A reporter asked President Obama on Tuesday if ratcheted sanctions placed on Russia by America and the EU marked “a new Cold War.” The United Kingdom’s Common Defense Committee said Thursday that NATO is unprepared for further aggression from Russia. Roger Cohen of the New York Times has explained in the Atlantic why World War III is not so unimaginable after all. It has become apparent that Eastern Europe is unstable, and in a world knit tightly together by technology and treaties, that instability may prove for everyone inescapable.
It is sobering to think about the repercussions and lessons of the current crisis in Ukraine while Gaza burns, Ebola eats through Africa, North Korea threatens nuclear war, and Pakistan and India sit staring one another down, fingers poised to wind the doomsday clock, red buttons and key locks primed for mutually assured destruction. There are many reasons to fear the future, to see another global total war bring the world to its knees, and as the world reflects upon the centennial of that first Great War, let it remember that it turned from single shot to avalanche through alliances gripping a shrinking world. In NATO and the unrest of Europe’s east the stage is set once more.
Members of Britain’s parliament have declared that NATO, the twenty-eight-nation alliance nominally tied to the North Atlantic, organized in such a way as an attack on one member state is an attack on every other, has little defense against “ambiguous warfare” from an opportunistic and aggressive Russia. Should Putin’s strategy of proxy-fighters and cyber-warfare, seen vividly in east Ukraine, extend into a NATO nation—Estonia and Latvia border Russia, and Bulgaria and Romania are separated from the Bear by only the Black Sea—the treaty will be tested, and collective defense shall either beckon the world to war, or breaking under the strain of reality, shatter the balance of geopolitical power.

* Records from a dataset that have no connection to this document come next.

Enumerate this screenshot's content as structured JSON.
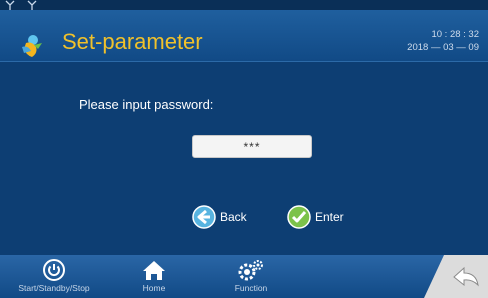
{
  "header": {
    "title": "Set-parameter",
    "time": "10 : 28 : 32",
    "date": "2018 — 03 — 09",
    "app_icon": "bird-logo-icon",
    "status_icons": [
      "antenna-icon",
      "antenna-icon"
    ]
  },
  "main": {
    "prompt": "Please input password:",
    "password_value": "***",
    "back_label": "Back",
    "enter_label": "Enter"
  },
  "nav": {
    "items": [
      {
        "label": "Start/Standby/Stop",
        "icon": "power-icon"
      },
      {
        "label": "Home",
        "icon": "home-icon"
      },
      {
        "label": "Function",
        "icon": "gears-icon"
      }
    ],
    "return_icon": "return-arrow-icon"
  },
  "colors": {
    "background": "#0d3e73",
    "title": "#f0c12b",
    "bar": "#1a5796",
    "back_button": "#58b4e0",
    "enter_button": "#7cc24a"
  }
}
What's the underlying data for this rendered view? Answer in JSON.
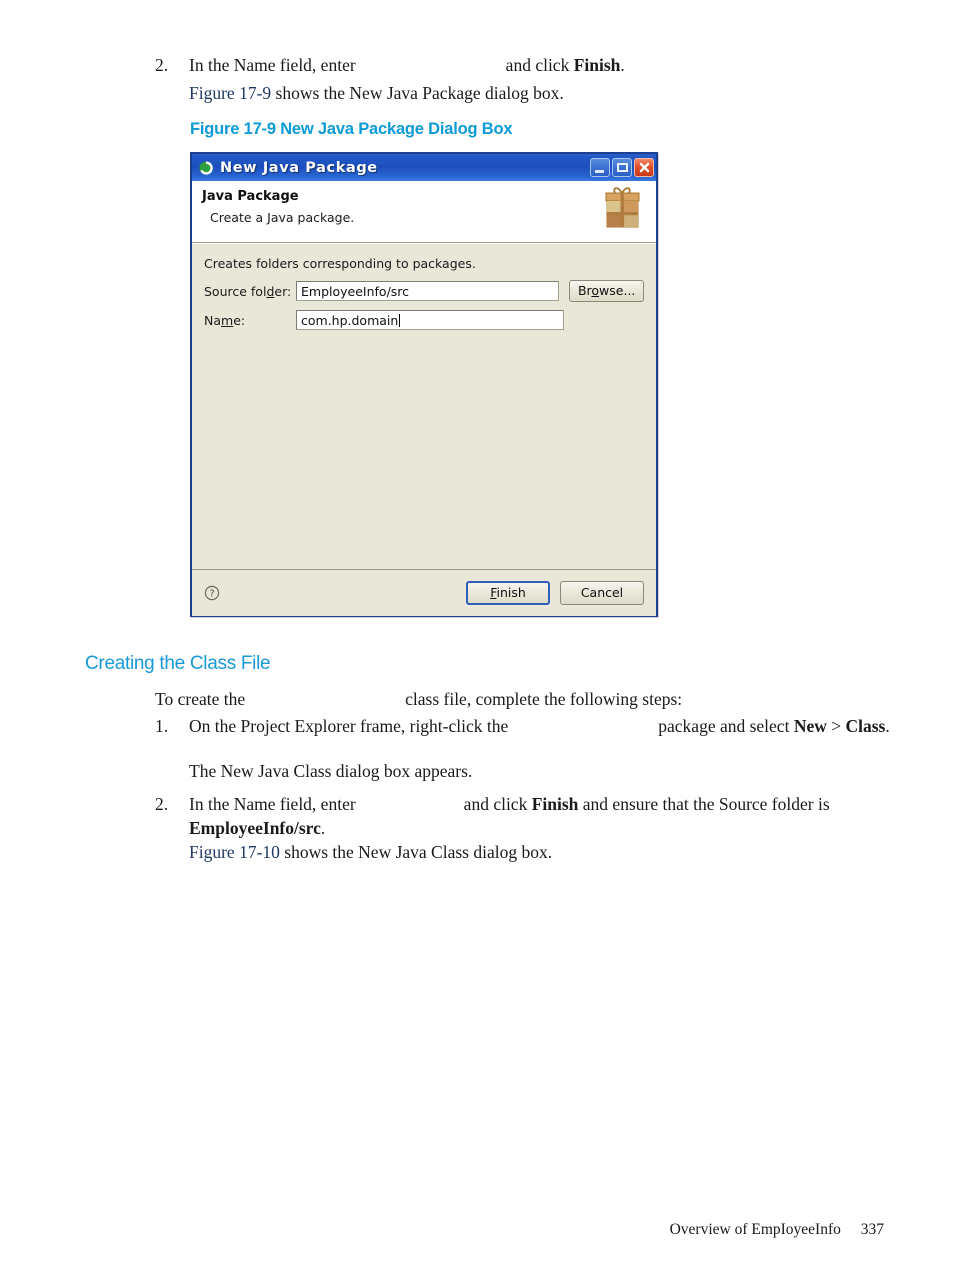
{
  "page": {
    "footer_text": "Overview of EmpIoyeeInfo",
    "page_number": "337"
  },
  "step_top": {
    "number": "2.",
    "text_before": "In the Name field, enter",
    "text_middle": "and click",
    "bold_term": "Finish",
    "text_after": ".",
    "followup_link": "Figure 17-9",
    "followup_rest": "shows the New Java Package dialog box."
  },
  "figure": {
    "caption": "Figure 17-9 New Java Package Dialog Box",
    "caption_color": "#0b9bd7"
  },
  "dialog": {
    "window_icon": "java-package-icon",
    "title": "New Java Package",
    "buttons": {
      "minimize": "minimize-button",
      "maximize": "maximize-button",
      "close": "close-button"
    },
    "header": {
      "title": "Java Package",
      "subtitle": "Create a Java package.",
      "icon": "gift-package-icon"
    },
    "body": {
      "hint": "Creates folders corresponding to packages.",
      "fields": [
        {
          "label_pre": "Source fol",
          "label_accel": "d",
          "label_post": "er:",
          "value": "EmployeeInfo/src",
          "has_caret": false
        },
        {
          "label_pre": "Na",
          "label_accel": "m",
          "label_post": "e:",
          "value": "com.hp.domain",
          "has_caret": true
        }
      ],
      "browse_label_pre": "Br",
      "browse_label_accel": "o",
      "browse_label_post": "wse..."
    },
    "footer": {
      "help_icon": "help-question-icon",
      "finish_pre": "",
      "finish_accel": "F",
      "finish_post": "inish",
      "cancel_label": "Cancel"
    },
    "colors": {
      "titlebar": "#1c4fbd",
      "body_bg": "#e9e7d8",
      "border": "#1c3f94",
      "close_button": "#c63818",
      "default_button_border": "#2f5fb8"
    }
  },
  "section": {
    "heading": "Creating the Class File",
    "heading_color": "#1999d5",
    "intro_before": "To create the",
    "intro_after": "class file, complete the following steps:",
    "steps": [
      {
        "number": "1.",
        "t1": "On the Project Explorer frame, right-click the",
        "t2": "package and select",
        "b1": "New",
        "t3": ">",
        "b2": "Class",
        "t4": ".",
        "note": "The New Java Class dialog box appears."
      },
      {
        "number": "2.",
        "t1": "In the Name field, enter",
        "t2": "and click",
        "b1": "Finish",
        "t3": "and ensure that the Source folder is",
        "b2": "EmployeeInfo/src",
        "t4": ".",
        "link": "Figure 17-10",
        "link_rest": "shows the New Java Class dialog box."
      }
    ]
  }
}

Poland houses NATO troops, and in October is supposed to host a series of exercises by the treaty organization. However, as UK officials have noted, it’s not a conventional war NATO fears from Russia, at least at first. The committee has suggested that NATO house a permanent garrison in “vulnerable” member states—the ones that border Russia. That, and they have called for NATO countries to clarify whether the kind of support Russia has lent Ukraine’s separatists should constitute a violation of the treaty’s Article 5 and warrant military responses from the whole alliance.
It appears clear that the problem for NATO leaders is striking the balance between preempting future conflict and escalating current tensions. Does it discourage or encourage Russian aggression to line troops on its border and hair-trigger collective self-defense? It is honestly hard to say. Putin is an opportunistic but careful prince; who knows how far he feels he can push the West? Would NATO states be only bluffing? The West is war weary and apathetic; America and Northern Europe care little for the taste of martial glory. That is something Britain’s MPs fear is far too likely, that NATO lacks sufficient “political will” to follow through on any promises it makes.
These days the road to hell, or world war in a nuclear age, seems smoothly paved indeed. The temptation to complacency and appeasement may prove stronger than integrity and treaty, but should that prove the case then have we only traded one forerunner for a second? Only God and time will tell. Let us pray for peace.